Prometheus is a systems and service monitoring system [Link].
Out of the box, Prometheus monitored the host where it is running and uses collectors such as Node Explorer [Link] to scrape metrics from other endpoints.
Some will say that you should not use the distribution source because it is not frequently updated but this is the most reliable source and will upgrade / patch with the system:
sudo apt-get install prometheus prometheus-node-exporter prometheus-pushgateway prometheus-alertmanager -y sudo systemctl stop prometheus
Enable the API (it will provide additional features):
sudo nano /etc/systemd/system/multi-user.target.wants/prometheus.service
Edit the following line:
ExecStart=/usr/bin/prometheus --web.enable-lifecycle $ARGS
Note: the default retention period of the collected data is 15 days. To customize this period add the argument –storage.tsdb.retention.time=30d with the desired period.
Apply the change and start the service:
sudo systemctl daemon-reload sudo systemctl start prometheus sudo systemctl status prometheus
It could also be deployed as a Docker Container (just for reference):
sudo docker run --name prometheus -d -p 127.0.0.1:9090:9090 prom/prometheus
INSTALLING NODE_EXPLORER ON EACH OF THE MONITORED HOSTS
sudo apt install prometheus-node-exporter -y sudo systemctl start prometheus-node-exporter sudo systemctl enable prometheus-node-exporter sudo systemctl status prometheus-node-exporter sudo ufw allow from 192.168.1.162 to any port 9100
Note: replace the IP 192.168.1.162 with the IP of the server where Prometheus is running.
CONFIGURING THE PROMETHEUS TO REACH THE MONITORED HOSTS
sudo nano /etc/prometheus/prometheus.yml
Example of configuration:
global: scrape_interval: 1s evaluation_interval: 1s alerting: alertmanagers: - static_configs: - targets: ['192.168.1.162:9093'] scrape_configs: - job_name: 'prometheus' scrape_interval: 1s scrape_timeout: 1s static_configs: - targets: ['192.168.1.162:9090'] - job_name: 'nodes' scrape_interval: 1s scrape_timeout: 1s static_configs: - targets: ['192.168.1.162:9100', '192.168.1.163:9100', '192.168.1.164:9100']
Note: I recommend you use names instead of IPs. You can configure the translation in the file /etc/hosts.
Reload the configuration using the API:
curl -X POST http://localhost:9090/-/reload
Access Prometheus WebUI with a browser http://192.168.1.162:9090/ and navigate to Status > Targets.
Grafana is a powerful tool to visualize data over time. It is the most popular dashboard viewer for Prometheus but not limited to it [Link].

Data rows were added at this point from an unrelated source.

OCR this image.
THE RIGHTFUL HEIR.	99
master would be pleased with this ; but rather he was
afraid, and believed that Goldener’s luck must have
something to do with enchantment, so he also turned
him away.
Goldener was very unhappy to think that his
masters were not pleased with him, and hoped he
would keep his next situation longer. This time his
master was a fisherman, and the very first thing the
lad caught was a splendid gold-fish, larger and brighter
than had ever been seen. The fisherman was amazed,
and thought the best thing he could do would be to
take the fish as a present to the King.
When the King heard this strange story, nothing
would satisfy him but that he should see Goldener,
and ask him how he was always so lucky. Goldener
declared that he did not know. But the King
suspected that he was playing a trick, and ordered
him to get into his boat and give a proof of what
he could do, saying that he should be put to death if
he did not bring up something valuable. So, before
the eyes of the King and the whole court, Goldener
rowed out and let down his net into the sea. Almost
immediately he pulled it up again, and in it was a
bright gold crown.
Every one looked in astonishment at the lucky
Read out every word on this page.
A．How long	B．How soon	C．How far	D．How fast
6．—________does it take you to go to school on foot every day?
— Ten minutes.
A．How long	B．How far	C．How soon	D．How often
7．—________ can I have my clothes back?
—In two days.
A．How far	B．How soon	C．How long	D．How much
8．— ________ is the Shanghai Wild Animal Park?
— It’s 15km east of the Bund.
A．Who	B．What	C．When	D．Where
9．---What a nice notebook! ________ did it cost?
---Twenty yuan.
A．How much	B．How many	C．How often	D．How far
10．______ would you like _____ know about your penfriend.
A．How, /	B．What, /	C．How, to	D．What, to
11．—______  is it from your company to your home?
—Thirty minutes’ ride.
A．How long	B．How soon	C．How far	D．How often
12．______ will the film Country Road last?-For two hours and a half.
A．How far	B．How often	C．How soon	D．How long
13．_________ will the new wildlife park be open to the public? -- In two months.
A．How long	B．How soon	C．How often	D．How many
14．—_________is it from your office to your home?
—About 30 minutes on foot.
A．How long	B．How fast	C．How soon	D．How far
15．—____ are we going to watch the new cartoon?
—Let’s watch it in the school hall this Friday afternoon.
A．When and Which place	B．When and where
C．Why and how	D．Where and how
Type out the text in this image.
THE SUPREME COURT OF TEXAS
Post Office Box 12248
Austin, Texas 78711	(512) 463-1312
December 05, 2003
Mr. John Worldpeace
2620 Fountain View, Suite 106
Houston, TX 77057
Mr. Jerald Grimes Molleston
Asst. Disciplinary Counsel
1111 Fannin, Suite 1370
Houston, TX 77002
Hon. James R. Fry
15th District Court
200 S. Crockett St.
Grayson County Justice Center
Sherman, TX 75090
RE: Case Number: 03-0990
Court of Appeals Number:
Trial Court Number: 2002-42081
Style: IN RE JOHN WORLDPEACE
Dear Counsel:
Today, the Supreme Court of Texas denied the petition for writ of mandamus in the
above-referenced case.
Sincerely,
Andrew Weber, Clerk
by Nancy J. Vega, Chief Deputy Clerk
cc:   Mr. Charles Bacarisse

sudo apt-get install -y apt-transport-https sudo apt-get install -y software-properties-common wget wget -q -O - https://packages.grafana.com/gpg.key | sudo apt-key add - echo "deb https://packages.grafana.com/oss/deb stable main" | sudo tee -a /etc/apt/sources.list.d/grafana.list sudo apt-get update sudo apt-get install grafana -y sudo systemctl start grafana-server sudo systemctl enable grafana-server sudo systemctl status grafana-server sudo ufw allow 3000
Access the Web UI on http://192.168.1.162:3000/ and change the default password (admin:admin) immediately.
Back to Home, import a Dashboard View from the online repository [Link].
Import the dashboard 1860 and select the data source as Prometheus.
Repeat the import procedure with the number 405.
Go to the dashboard, navigate and customize your imported view:
Keep monitoring the storage usage on /var/lib/prometheus/metrics2/ until you define the retention time and scraping frequency that best suits your need.
For reference, I have set up the server where the Prometheus runs on, and two other servers. It scrapes data from 4 sources every 1 second and every 24h it accumulates about 800MB of data.
The email alerts would look much nicer with the image renderer:
sudo grafana-cli plugins install grafana-image-renderer
The SMTP configuration can be found at:
sudo nano /etc/grafana/grafana.ini
It is always recommended to restart Grafana after making changes to its configurations or installing plugins:
sudo systemctl restart grafana-server
To use AWS CloudWatch as a data source for Grafana follow the step below making the adjustments accordingly:
IAM > Policies > Add service: CloudWatch > Allow for: ListMetrics, GetMetricData, GetMetricStatistics. IAM > Roles > AWS Service > EC2 > Select the Policy to the Role. IAM > Users > Add User > Attach Existent Policy > Select the Policy to the User > Get AccessKey and SecretKey. EC2 > Select the Instance > Actions > Instance Settings > Attach/Replace IAM Role.
Then use the created AccessKey and SecretKey to add the data source using the Grafana web application.